I'm not asking if philosophy in general can cure depression. I'm asking if the right philosophy (Objectivism) can cure it. Can it? I've been trying to live by what I learned from Ayn Rand, but I don't feel any different.
Can philosophy cure depression?
Some depression may purely or predominantly physiologically caused -- curing such depression requires some kind of physiological intervention, either a diet change, or drugs, or an exercise regimen, or all three.
But assuming the depression is a result of psychology, that means that the depression is a result of the ideas you hold.
A proper philosophy gives you the tools to work on your ideas. These tools are general principles about how to integrate your ideas and root out contradictions. A poor philosophy will tell you that there's no need to root out your contradictions.

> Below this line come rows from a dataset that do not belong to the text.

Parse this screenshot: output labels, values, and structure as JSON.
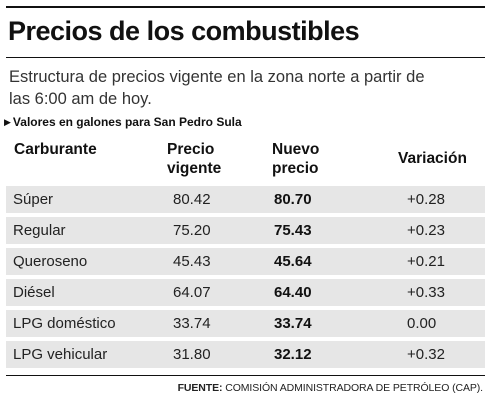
{
  "title": "Precios de los combustibles",
  "subtitle": "Estructura de precios vigente en la zona norte a partir de las 6:00 am de hoy.",
  "units_note": "Valores en galones para San Pedro Sula",
  "columns": {
    "fuel": "Carburante",
    "previous_line1": "Precio",
    "previous_line2": "vigente",
    "new_line1": "Nuevo",
    "new_line2": "precio",
    "change": "Variación"
  },
  "rows": [
    {
      "fuel": "Súper",
      "previous": "80.42",
      "new": "80.70",
      "change": "+0.28"
    },
    {
      "fuel": "Regular",
      "previous": "75.20",
      "new": "75.43",
      "change": "+0.23"
    },
    {
      "fuel": "Queroseno",
      "previous": "45.43",
      "new": "45.64",
      "change": "+0.21"
    },
    {
      "fuel": "Diésel",
      "previous": "64.07",
      "new": "64.40",
      "change": "+0.33"
    },
    {
      "fuel": "LPG doméstico",
      "previous": "33.74",
      "new": "33.74",
      "change": "0.00"
    },
    {
      "fuel": "LPG vehicular",
      "previous": "31.80",
      "new": "32.12",
      "change": "+0.32"
    }
  ],
  "source": {
    "label": "FUENTE:",
    "text": "COMISIÓN ADMINISTRADORA DE PETRÓLEO (CAP)."
  }
}
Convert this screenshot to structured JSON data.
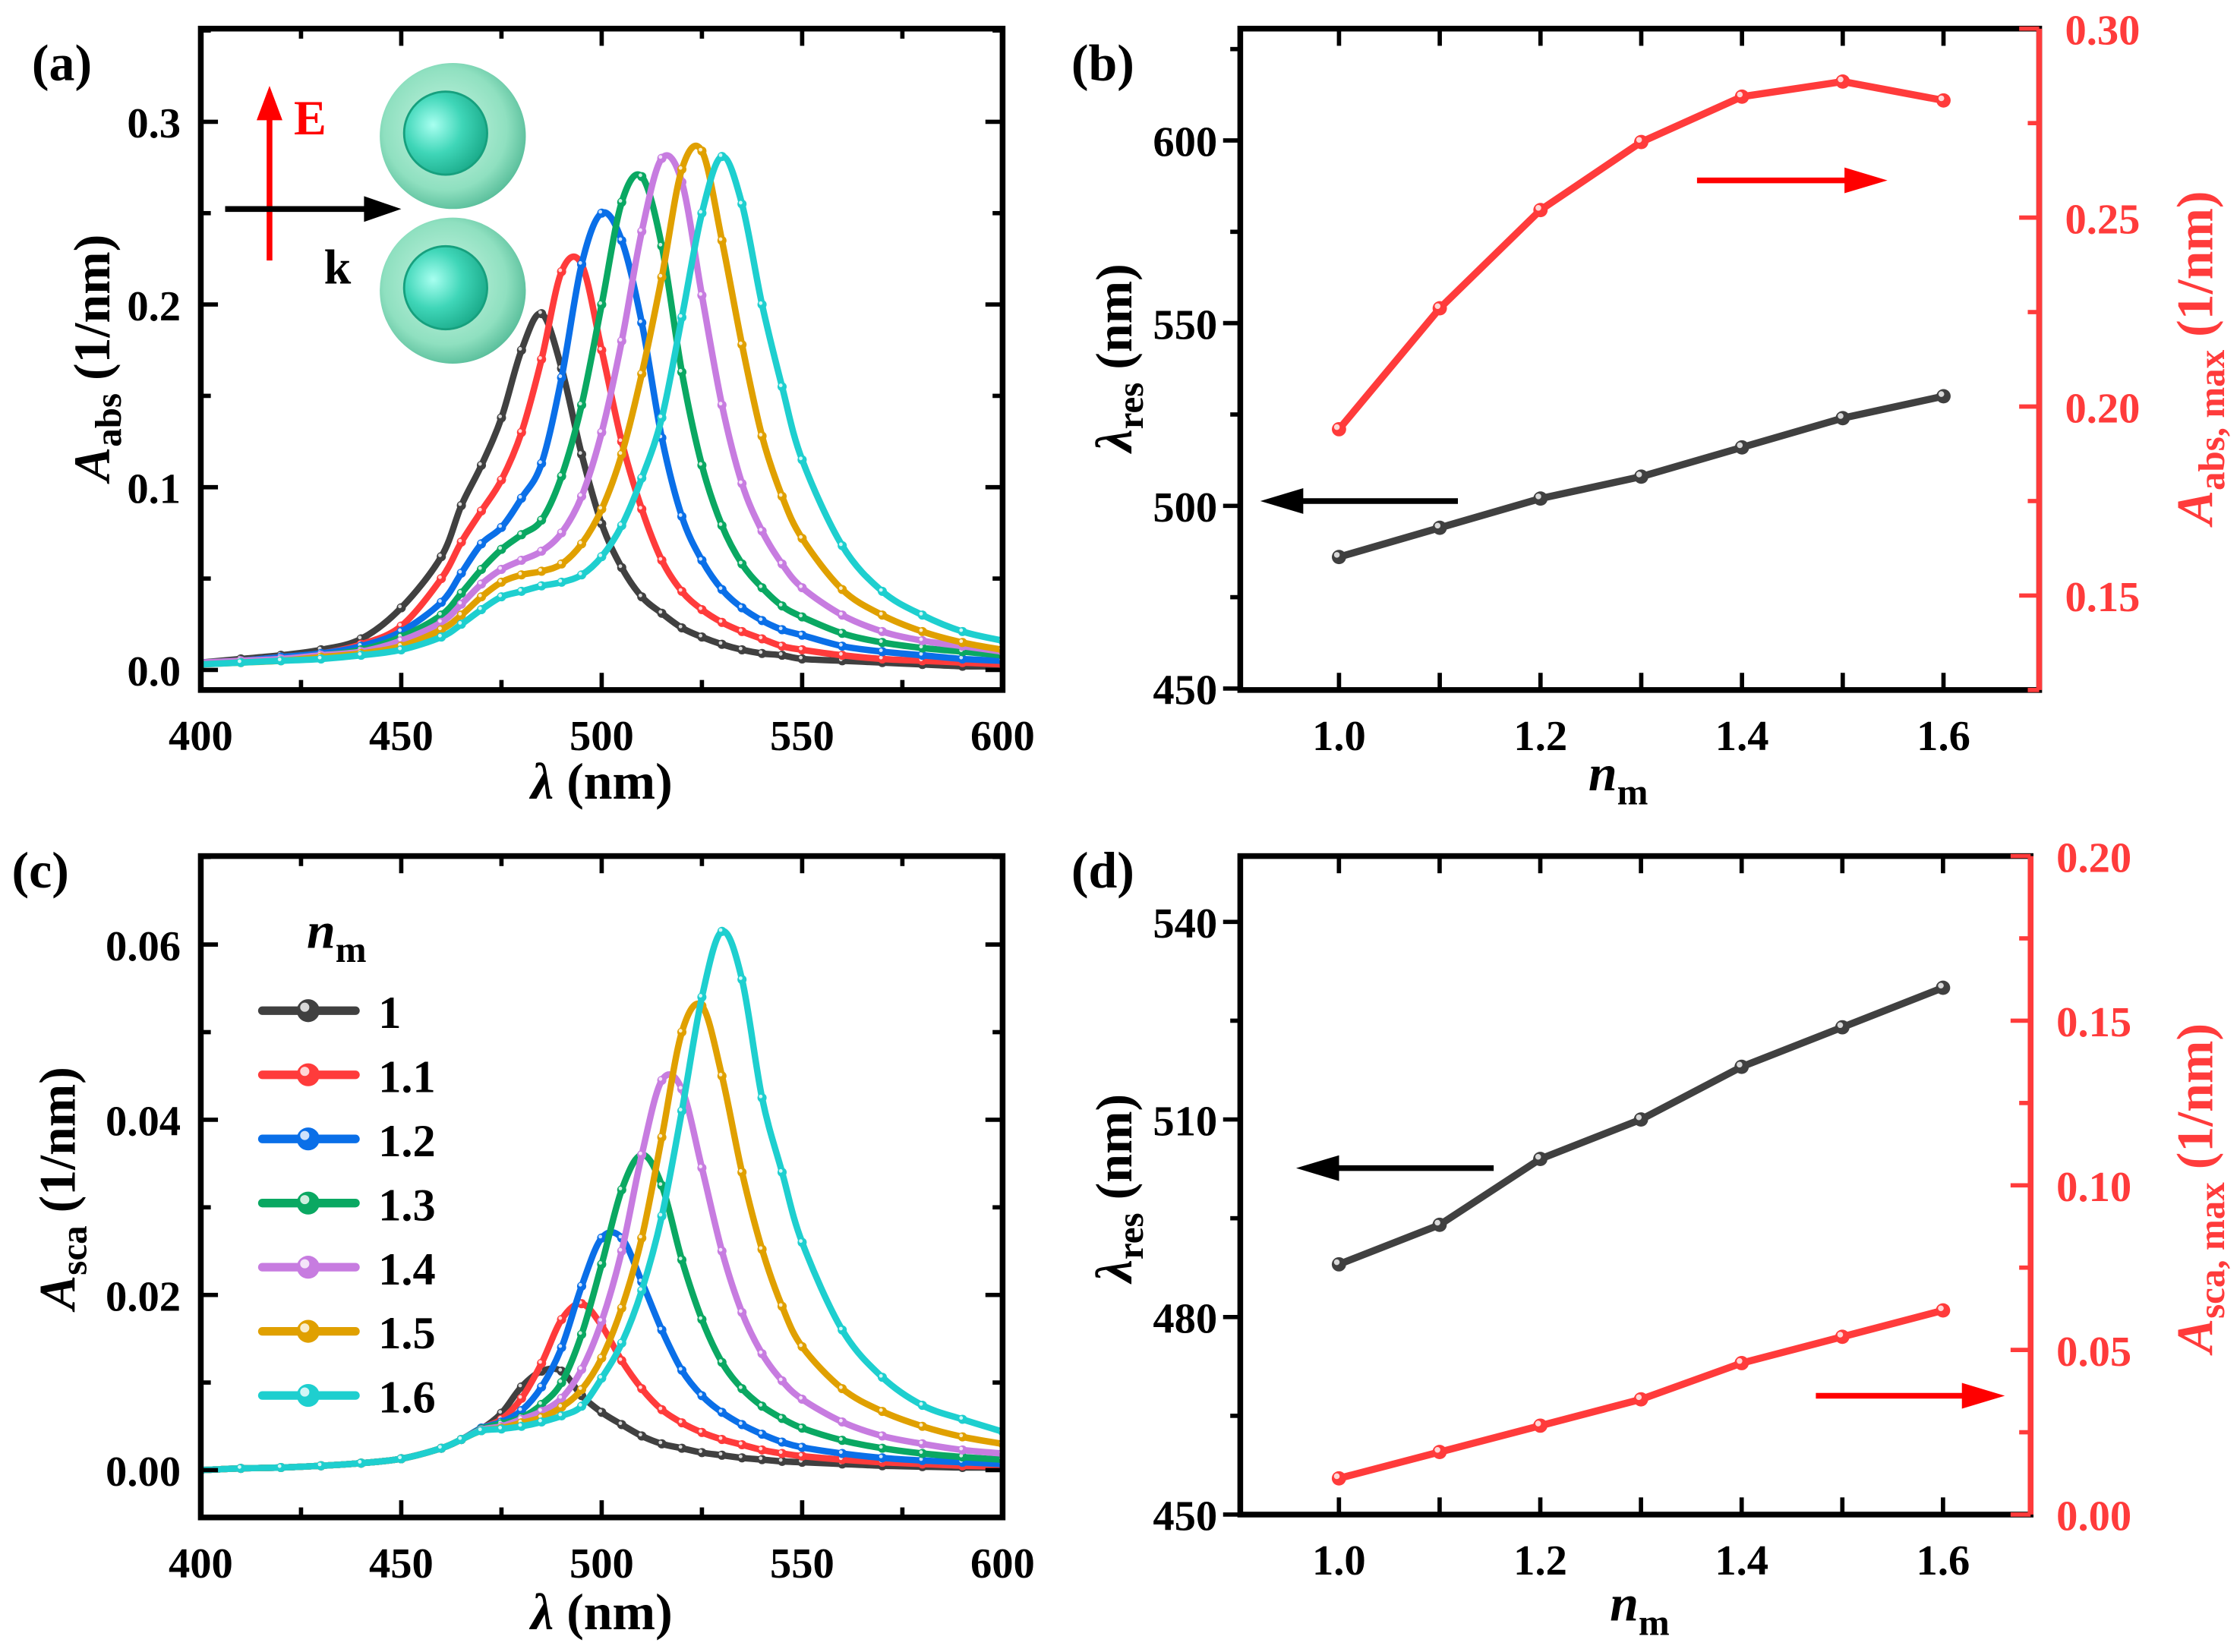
{
  "panel_labels": {
    "a": "(a)",
    "b": "(b)",
    "c": "(c)",
    "d": "(d)"
  },
  "colors": {
    "1": "#404040",
    "1.1": "#ff3b3b",
    "1.2": "#0a6fe8",
    "1.3": "#0aa862",
    "1.4": "#c77ce0",
    "1.5": "#e0a000",
    "1.6": "#1ecfcf",
    "right_axis": "#ff3b3b"
  },
  "inset": {
    "e_label": "E",
    "k_label": "k",
    "icon": "core-shell-dimer-icon"
  },
  "legend": {
    "title_main": "n",
    "title_sub": "m",
    "entries": [
      "1",
      "1.1",
      "1.2",
      "1.3",
      "1.4",
      "1.5",
      "1.6"
    ]
  },
  "chart_data": [
    {
      "panel": "a",
      "type": "line",
      "xlabel": {
        "main": "λ",
        "unit": " (nm)"
      },
      "ylabel": {
        "main": "A",
        "sub": "abs",
        "unit": "  (1/nm)"
      },
      "xlim": [
        400,
        600
      ],
      "ylim": [
        -0.011,
        0.351
      ],
      "xticks": [
        400,
        450,
        500,
        550,
        600
      ],
      "xtick_labels": [
        "400",
        "450",
        "500",
        "550",
        "600"
      ],
      "yticks": [
        0,
        0.1,
        0.2,
        0.3
      ],
      "ytick_labels": [
        "0.0",
        "0.1",
        "0.2",
        "0.3"
      ],
      "x": [
        400,
        410,
        420,
        430,
        440,
        450,
        460,
        465,
        470,
        475,
        480,
        485,
        490,
        495,
        500,
        505,
        510,
        515,
        520,
        525,
        530,
        535,
        540,
        545,
        550,
        560,
        570,
        580,
        590,
        600
      ],
      "series": [
        {
          "name": "1",
          "values": [
            0.004,
            0.006,
            0.008,
            0.011,
            0.017,
            0.034,
            0.062,
            0.09,
            0.112,
            0.138,
            0.175,
            0.195,
            0.165,
            0.118,
            0.08,
            0.056,
            0.04,
            0.031,
            0.023,
            0.018,
            0.014,
            0.011,
            0.009,
            0.008,
            0.006,
            0.005,
            0.004,
            0.003,
            0.002,
            0.002
          ]
        },
        {
          "name": "1.1",
          "values": [
            0.004,
            0.005,
            0.007,
            0.009,
            0.014,
            0.024,
            0.05,
            0.07,
            0.087,
            0.104,
            0.13,
            0.17,
            0.218,
            0.222,
            0.175,
            0.125,
            0.088,
            0.06,
            0.043,
            0.033,
            0.026,
            0.021,
            0.017,
            0.013,
            0.011,
            0.008,
            0.006,
            0.005,
            0.004,
            0.003
          ]
        },
        {
          "name": "1.2",
          "values": [
            0.004,
            0.005,
            0.007,
            0.009,
            0.013,
            0.021,
            0.037,
            0.053,
            0.069,
            0.078,
            0.094,
            0.113,
            0.16,
            0.222,
            0.25,
            0.235,
            0.19,
            0.127,
            0.084,
            0.06,
            0.044,
            0.034,
            0.027,
            0.022,
            0.019,
            0.013,
            0.01,
            0.008,
            0.006,
            0.005
          ]
        },
        {
          "name": "1.3",
          "values": [
            0.004,
            0.005,
            0.006,
            0.008,
            0.011,
            0.018,
            0.03,
            0.042,
            0.055,
            0.066,
            0.074,
            0.082,
            0.106,
            0.145,
            0.2,
            0.256,
            0.27,
            0.232,
            0.163,
            0.112,
            0.079,
            0.058,
            0.045,
            0.035,
            0.029,
            0.02,
            0.015,
            0.012,
            0.01,
            0.008
          ]
        },
        {
          "name": "1.4",
          "values": [
            0.004,
            0.005,
            0.006,
            0.008,
            0.01,
            0.016,
            0.026,
            0.036,
            0.047,
            0.055,
            0.06,
            0.065,
            0.075,
            0.095,
            0.13,
            0.18,
            0.24,
            0.28,
            0.267,
            0.205,
            0.145,
            0.102,
            0.076,
            0.058,
            0.045,
            0.03,
            0.021,
            0.016,
            0.013,
            0.01
          ]
        },
        {
          "name": "1.5",
          "values": [
            0.003,
            0.004,
            0.005,
            0.007,
            0.009,
            0.013,
            0.022,
            0.03,
            0.04,
            0.048,
            0.052,
            0.054,
            0.058,
            0.069,
            0.088,
            0.118,
            0.162,
            0.215,
            0.274,
            0.284,
            0.235,
            0.178,
            0.128,
            0.095,
            0.072,
            0.044,
            0.03,
            0.021,
            0.015,
            0.011
          ]
        },
        {
          "name": "1.6",
          "values": [
            0.003,
            0.004,
            0.005,
            0.006,
            0.008,
            0.011,
            0.018,
            0.025,
            0.033,
            0.04,
            0.043,
            0.046,
            0.048,
            0.052,
            0.062,
            0.079,
            0.105,
            0.138,
            0.193,
            0.25,
            0.281,
            0.255,
            0.2,
            0.155,
            0.115,
            0.068,
            0.043,
            0.03,
            0.021,
            0.016
          ]
        }
      ]
    },
    {
      "panel": "b",
      "type": "line",
      "xlabel": {
        "main": "n",
        "sub": "m"
      },
      "ylabel": {
        "main": "λ",
        "sub": "res",
        "unit": "  (nm)"
      },
      "ylabel_right": {
        "main": "A",
        "sub": "abs, max",
        "unit": "  (1/nm)"
      },
      "xlim": [
        0.902,
        1.695
      ],
      "ylim": [
        449.6,
        630.6
      ],
      "ylim_right": [
        0.125,
        0.3
      ],
      "xticks": [
        1.0,
        1.2,
        1.4,
        1.6
      ],
      "xtick_labels": [
        "1.0",
        "1.2",
        "1.4",
        "1.6"
      ],
      "yticks": [
        450,
        500,
        550,
        600
      ],
      "ytick_labels": [
        "450",
        "500",
        "550",
        "600"
      ],
      "yticks_right": [
        0.15,
        0.2,
        0.25,
        0.3
      ],
      "ytick_labels_right": [
        "0.15",
        "0.20",
        "0.25",
        "0.30"
      ],
      "x": [
        1.0,
        1.1,
        1.2,
        1.3,
        1.4,
        1.5,
        1.6
      ],
      "series": [
        {
          "name": "λres",
          "axis": "left",
          "values": [
            486,
            494,
            502,
            508,
            516,
            524,
            530
          ]
        },
        {
          "name": "Aabs,max",
          "axis": "right",
          "values": [
            0.194,
            0.226,
            0.252,
            0.27,
            0.282,
            0.286,
            0.281
          ]
        }
      ]
    },
    {
      "panel": "c",
      "type": "line",
      "xlabel": {
        "main": "λ",
        "unit": " (nm)"
      },
      "ylabel": {
        "main": "A",
        "sub": "sca",
        "unit": "  (1/nm)"
      },
      "xlim": [
        400,
        600
      ],
      "ylim": [
        -0.0054,
        0.0701
      ],
      "xticks": [
        400,
        450,
        500,
        550,
        600
      ],
      "xtick_labels": [
        "400",
        "450",
        "500",
        "550",
        "600"
      ],
      "yticks": [
        0,
        0.02,
        0.04,
        0.06
      ],
      "ytick_labels": [
        "0.00",
        "0.02",
        "0.04",
        "0.06"
      ],
      "legend_position": "top-left",
      "x": [
        400,
        410,
        420,
        430,
        440,
        450,
        460,
        465,
        470,
        475,
        480,
        485,
        490,
        495,
        500,
        505,
        510,
        515,
        520,
        525,
        530,
        535,
        540,
        545,
        550,
        560,
        570,
        580,
        590,
        600
      ],
      "series": [
        {
          "name": "1",
          "values": [
            0,
            0.0002,
            0.0003,
            0.0005,
            0.0008,
            0.0013,
            0.0025,
            0.0035,
            0.0047,
            0.0065,
            0.0095,
            0.0113,
            0.0113,
            0.0085,
            0.0066,
            0.0052,
            0.0039,
            0.003,
            0.0025,
            0.002,
            0.0017,
            0.0014,
            0.0012,
            0.001,
            0.0009,
            0.0007,
            0.0005,
            0.0004,
            0.0003,
            0.0003
          ]
        },
        {
          "name": "1.1",
          "values": [
            0,
            0.0002,
            0.0003,
            0.0005,
            0.0008,
            0.0013,
            0.0025,
            0.0035,
            0.0048,
            0.0058,
            0.0082,
            0.0122,
            0.0172,
            0.019,
            0.0165,
            0.0125,
            0.0093,
            0.0069,
            0.0054,
            0.0043,
            0.0035,
            0.0029,
            0.0023,
            0.0019,
            0.0016,
            0.0012,
            0.0009,
            0.0007,
            0.0005,
            0.0004
          ]
        },
        {
          "name": "1.2",
          "values": [
            0,
            0.0002,
            0.0003,
            0.0005,
            0.0008,
            0.0013,
            0.0025,
            0.0035,
            0.0048,
            0.0055,
            0.0068,
            0.0095,
            0.014,
            0.021,
            0.0265,
            0.0265,
            0.0215,
            0.016,
            0.0114,
            0.0085,
            0.0066,
            0.0052,
            0.0041,
            0.0032,
            0.0026,
            0.0019,
            0.0014,
            0.0011,
            0.0009,
            0.0007
          ]
        },
        {
          "name": "1.3",
          "values": [
            0,
            0.0002,
            0.0003,
            0.0005,
            0.0008,
            0.0013,
            0.0025,
            0.0035,
            0.0047,
            0.0053,
            0.006,
            0.0075,
            0.01,
            0.0155,
            0.0235,
            0.032,
            0.036,
            0.0325,
            0.024,
            0.0172,
            0.0123,
            0.0093,
            0.0073,
            0.0059,
            0.0048,
            0.0034,
            0.0025,
            0.0019,
            0.0015,
            0.0012
          ]
        },
        {
          "name": "1.4",
          "values": [
            0,
            0.0002,
            0.0003,
            0.0005,
            0.0008,
            0.0013,
            0.0025,
            0.0035,
            0.0046,
            0.005,
            0.0058,
            0.0067,
            0.0082,
            0.0115,
            0.017,
            0.025,
            0.036,
            0.0445,
            0.0435,
            0.0345,
            0.025,
            0.018,
            0.0133,
            0.0102,
            0.0081,
            0.0055,
            0.0039,
            0.003,
            0.0023,
            0.0019
          ]
        },
        {
          "name": "1.5",
          "values": [
            0,
            0.0002,
            0.0003,
            0.0005,
            0.0008,
            0.0013,
            0.0025,
            0.0035,
            0.0045,
            0.0048,
            0.0054,
            0.006,
            0.0072,
            0.0092,
            0.0128,
            0.0185,
            0.0265,
            0.038,
            0.05,
            0.053,
            0.045,
            0.034,
            0.0252,
            0.0187,
            0.0141,
            0.0093,
            0.0067,
            0.005,
            0.0038,
            0.003
          ]
        },
        {
          "name": "1.6",
          "values": [
            0,
            0.0002,
            0.0003,
            0.0005,
            0.0008,
            0.0013,
            0.0025,
            0.0035,
            0.0045,
            0.0047,
            0.005,
            0.0055,
            0.0062,
            0.0073,
            0.0105,
            0.0145,
            0.0205,
            0.029,
            0.041,
            0.054,
            0.0615,
            0.056,
            0.0425,
            0.034,
            0.026,
            0.016,
            0.0106,
            0.0074,
            0.0058,
            0.0044
          ]
        }
      ]
    },
    {
      "panel": "d",
      "type": "line",
      "xlabel": {
        "main": "n",
        "sub": "m"
      },
      "ylabel": {
        "main": "λ",
        "sub": "res",
        "unit": "  (nm)"
      },
      "ylabel_right": {
        "main": "A",
        "sub": "sca, max",
        "unit": "  (1/nm)"
      },
      "xlim": [
        0.902,
        1.687
      ],
      "ylim": [
        450,
        550
      ],
      "ylim_right": [
        0,
        0.2
      ],
      "xticks": [
        1.0,
        1.2,
        1.4,
        1.6
      ],
      "xtick_labels": [
        "1.0",
        "1.2",
        "1.4",
        "1.6"
      ],
      "yticks": [
        450,
        480,
        510,
        540
      ],
      "ytick_labels": [
        "450",
        "480",
        "510",
        "540"
      ],
      "yticks_right": [
        0,
        0.05,
        0.1,
        0.15,
        0.2
      ],
      "ytick_labels_right": [
        "0.00",
        "0.05",
        "0.10",
        "0.15",
        "0.20"
      ],
      "x": [
        1.0,
        1.1,
        1.2,
        1.3,
        1.4,
        1.5,
        1.6
      ],
      "series": [
        {
          "name": "λres",
          "axis": "left",
          "values": [
            488,
            494,
            504,
            510,
            518,
            524,
            530
          ]
        },
        {
          "name": "Asca,max",
          "axis": "right",
          "values": [
            0.011,
            0.019,
            0.027,
            0.035,
            0.046,
            0.054,
            0.062
          ]
        }
      ]
    }
  ]
}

A proper philosophy will give you the right reason to work on your ideas: to be happy on earth. A poor philosophy will instead give you an unworkable goal, such as happiness only after death.
Yes, philosophy can cure depression -- indirectly, and long term. Do not expect to become depression free after only a year or even five years of becoming familiar with Objectivism. Even once you become convinced of the truth of Objectivism, that only means you consciously hold it to be true. Working on your subconscious, which amounts to checking implicit premises over and over until you root out the false ones, is a life-long process.
It's also true that some depression is fully rational. For instance, if your beloved wife of 10 years dies suddenly in car accident, there will be depression. If there isn't, then there probably wasn't love. But such depression should not last forever -- if it does, then there's an error in one's ideas -- ideas such as "I'll never be happy without her" or "I'll never find someone like her (and I need someone exactly like her)."
Depression, fundamentally speaking, stems from one idea: "I can't be happy." or "There's nothing worth wanting." Depression is existential discouragement. It's a form of learned helplessness with respect to pursuing values.
Some depressed people make the mistake of doing nothing other than sitting and thinking about why they don't value anything. Such navel-gazing can be fatal.
In my experience, the solution to depression is action which might discover new values. One must work hard to find one's fun. For a depressed person, this can be hard, because nothing is fun. But the pursuit must continue because the alternative could very well be death.
New experiences mean new information to consider in thinking about one's depression. "Why didn't I enjoy doing that? Did I think it was silly? Was I never given permission to enjoy such things?"
New information about life is the lifeline of the depressed. Good philosophy helps you process it right.
If your depression is psychological in origin, the short answer is no, Objectivism will not cure your depression. Only you can do that. Objectivism can't do it for you. Objectivism can provide some powerful tools, but the best tools in the world are useless unless man actually uses them.
(If your depression is fundamentally physiological in origin, Objectivism still won't cure it. You'll most likely need a physiological solution, not a philosophical one, although a psychological approach can sometimes compensate for a physiological problem. The remainder of this answer pertains to the psychological approach.)
Objectivism often says, "Check your premises." That is very good advice, but only you can do the checking. Objectivism can't do it for you.
One premise to check is why you feel depressed. If, for example, you are worried that you may never reach the top levels of fame and fortune compared to others, and that you will be seen by many, including Objectivists, as a total failure in life if you don't, then you should check those premises. Objectivism does not say that everyone has to become rich and famous; far from it. Objectivism says only that one's own life is best served by one's own effort to rise as far in life as one is able and willing, however grand or modest that may be. If others are saying that one is a failure in life if one doesn't become rich and famous, then again that premise should be checked. Who is saying it? Why do they think so? What do you really think and want? What do you realistically believe you can accomplish in your own life, given your own context of knowledge and ability?
Do you want to be a serious cinematic artist, for instance? What themes and metaphysical values do you want to concretize? Do you understand that the content of the art makes all the difference between a rambunctious teenager merely "hamming it up" and a serious artist?
Another premise to check is whether or not you are still as depressed as you may have been when you first started posting on this website. I've certainly seen "signs of life" in many of your postings, and you may actually find that you really have changed in some ways during your time here. It's like being cold and needing a coat. After putting a coat on, you may still find that you are cold and need a warmer coat. But you will probably also be at least a little warmer than when you had no coat at all.
You are probably still very dependent on your parents for your financial support, including all the equipment you've used to make the videos you've shared on this website so far. What steps are you taking to become more financially independent, even if it means working in a less-than-ideal job for awhile as you develop your own financial and artistic resources?
Have you read Ayn Rand's short story, "The Simplest Thing in the World"? (You can find it in her book, The Romantic Manifesto.) Think about all the premises influencing the writer in that story as you continue to check your own premises. In his case, however, he aleady knew his own answer to the question, "What is it that I want to express?" An artist needs to reach that stage before he can consider the question of whether or not others will like his work. Lesser artists may simply struggle to give others whatever they want, regardless of how the artist himself really feels about it. That can certainly be depressing for the artist.